For the best possible results, the system should check that the audio and video can be decoded. Ideally, the monitoring product should be able to extract thumbnail information from all streams and check audio levels. The ability to detect picture freeze and “black screens” is also highly useful, as these are problems which often occur when the digital signal is decoded and there are CA errors. This is normally done in a decode-recode process to change the bitrate/resolution of the input signal.


EMMs can also go missing for a variety of reasons. The first indicators of this scenario are if the operator does not have CA system monitoring and the would be customer calls to report no access to new channels they have ordered. First line support is likely to identify the fault as being with the smart card, and mail out new cards, until enough calls have been received for the support staff to identify a pattern and pass the problem to another level.


By the first day of the new month, if EMMs are still not being sent out, all subscribers will be denied access, and as the calls flood in, the CA expert is finally summoned. Contrast what happens with an operator equipped with CA system monitoring: here, as soon as the EMMs go missing the monitoring equipment raises alarms for all affected transport streams. The shift operator calls up the CA expert who fixes the problem in a matter of minutes — before any customers are affected by this short period without EMMs.

There are many other entry points through which faults can creep in to disrupt the smooth operation of the service, but the example above illustrates the difference a CA monitoring system can make in nearly all cases: it’s the difference between a slowly unfolding disaster, the full extent of which is only known by the time it has inflicted most damage on the confidence of the subscriber base — and a quick correction that fixes the fault before it becomes a problem. Until now there have not been solutions available for monitoring the Conditional Access system and raising alarms — operators have either relied on manual inspection routines to detect problems or have let their subscribers act as the monitoring system. There’s a high cost to pay for this approach though, in terms of maintenance staffing costs, and in customer dissatisfaction.
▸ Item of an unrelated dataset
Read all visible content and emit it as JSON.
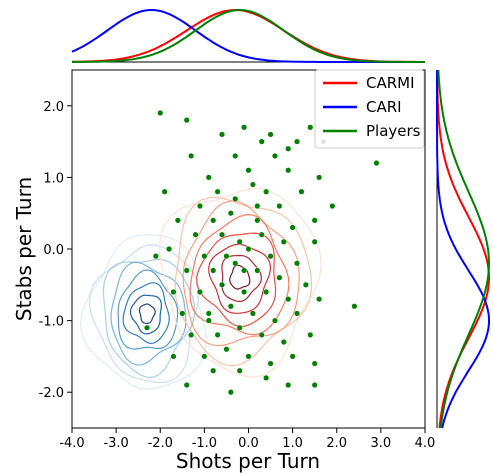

To be truly effective, Conditional Access system monitoring should be integrated with the overall monitoring solution, coupled with full ETSI TR 101 290 monitoring and monitoring of IP and RF transmissions to provide a powerful and complete monitoring system for Digital TV. The monitoring solution should also include an NMS system which aggregates errors from all the different analyzers placed in the network and displays not only a list of alarms, but also pinpoints where in the network the problem occurred and generates reports showing quality, jittering and other parameters so that the operator can see trends over time.

CA system monitoring is so important that Bridge Technologies has implemented it in all our ETSI TR 101 290 monitoring products and include it free of charge. We recommend all operators monitor their CA systems and add the missing link to their monitoring system.